FREMONT — Apple wants to teach students how to code — regardless of their ability to see and hear.
Apple announced on Thursday it is partnering with the California School for the Blind and the California School for the Deaf, along with six other schools nationwide, to teach blind and deaf students how to code. Starting this fall, the schools will teach their students how to code using Swift, Apple’s customized coding language.
The announcement is the latest news about Apple’s growing investments in the education sector, centered on its push to educate millions of students how to code via Swift.
In March, Apple held an entire education-focused product event, during which it unveiled a new $299 iPad focused on students in a Chicago high school. Apple chose Chicago as its product venue — not Cupertino or San Jose as usual — after its public school district announced last December its 500,000 students will participate in Apple’s Everyone Can Code curriculum.
The students will learn how to code on Swift with iPads. For those with disabilities, Apple will provide accommodating technologies that enable them to learn to code.

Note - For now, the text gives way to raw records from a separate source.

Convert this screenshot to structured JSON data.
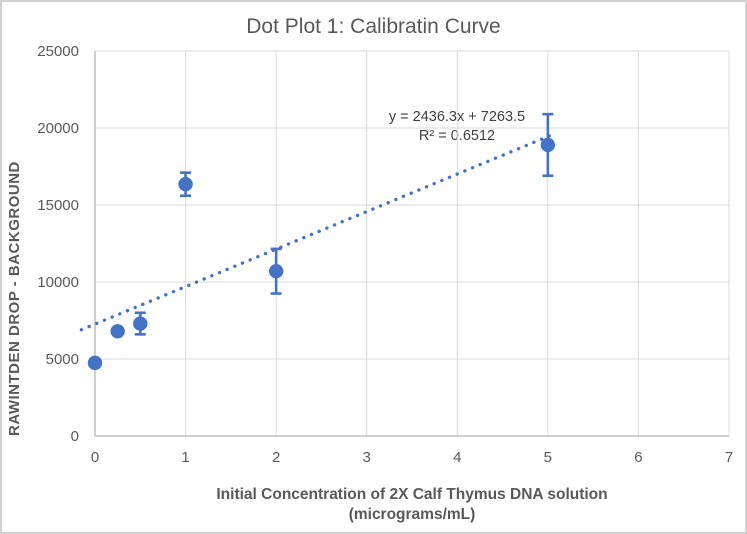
{
  "chart_data": {
    "type": "scatter",
    "title": "Dot Plot 1: Calibratin Curve",
    "xlabel_line1": "Initial Concentration of 2X Calf Thymus DNA solution",
    "xlabel_line2": "(micrograms/mL)",
    "ylabel": "RAWINTDEN DROP - BACKGROUND",
    "xlim": [
      0,
      7
    ],
    "ylim": [
      0,
      25000
    ],
    "xticks": [
      0,
      1,
      2,
      3,
      4,
      5,
      6,
      7
    ],
    "yticks": [
      0,
      5000,
      10000,
      15000,
      20000,
      25000
    ],
    "grid": true,
    "legend": "none",
    "points": [
      {
        "x": 0,
        "y": 4750,
        "yerr": 0
      },
      {
        "x": 0.25,
        "y": 6800,
        "yerr": 0
      },
      {
        "x": 0.5,
        "y": 7300,
        "yerr": 700
      },
      {
        "x": 1,
        "y": 16350,
        "yerr": 750
      },
      {
        "x": 2,
        "y": 10700,
        "yerr": 1450
      },
      {
        "x": 5,
        "y": 18900,
        "yerr": 2000
      }
    ],
    "trendline": {
      "slope": 2436.3,
      "intercept": 7263.5,
      "x_start": -0.15,
      "x_end": 5.07,
      "style": "dotted",
      "equation_label": "y = 2436.3x + 7263.5",
      "r2_label": "R² = 0.6512"
    },
    "colors": {
      "marker": "#4472C4",
      "trendline": "#4472C4",
      "errorbar": "#4472C4",
      "gridline": "#D9D9D9",
      "axis_line": "#BFBFBF",
      "tick_text": "#595959",
      "title_text": "#595959",
      "axis_title_text": "#595959",
      "equation_text": "#404040"
    }
  }
}
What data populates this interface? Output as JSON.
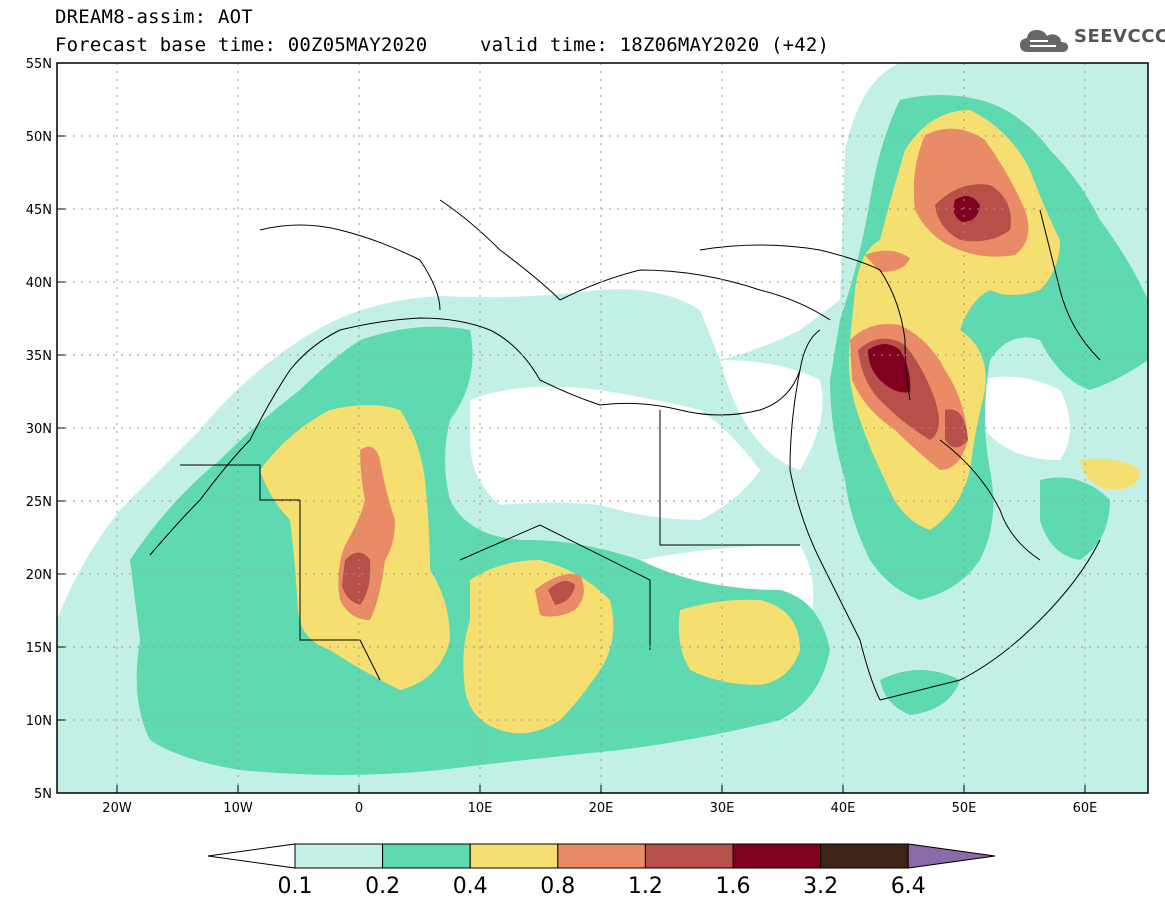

Blind and low-vision students will use VoiceOver, which allows the computer to give auditory descriptions of each onscreen element and allows users to interact using gestures, a keyboard, or a braille display.
Deaf and hard-of-hearing students will be able to use FaceTime to capture every gesture and facial expression, and the Type to Siri feature, which allows interaction with the voice assistant Siri via keyboard closed captions. The students will also get special Apple hearing aids to be able to hear better.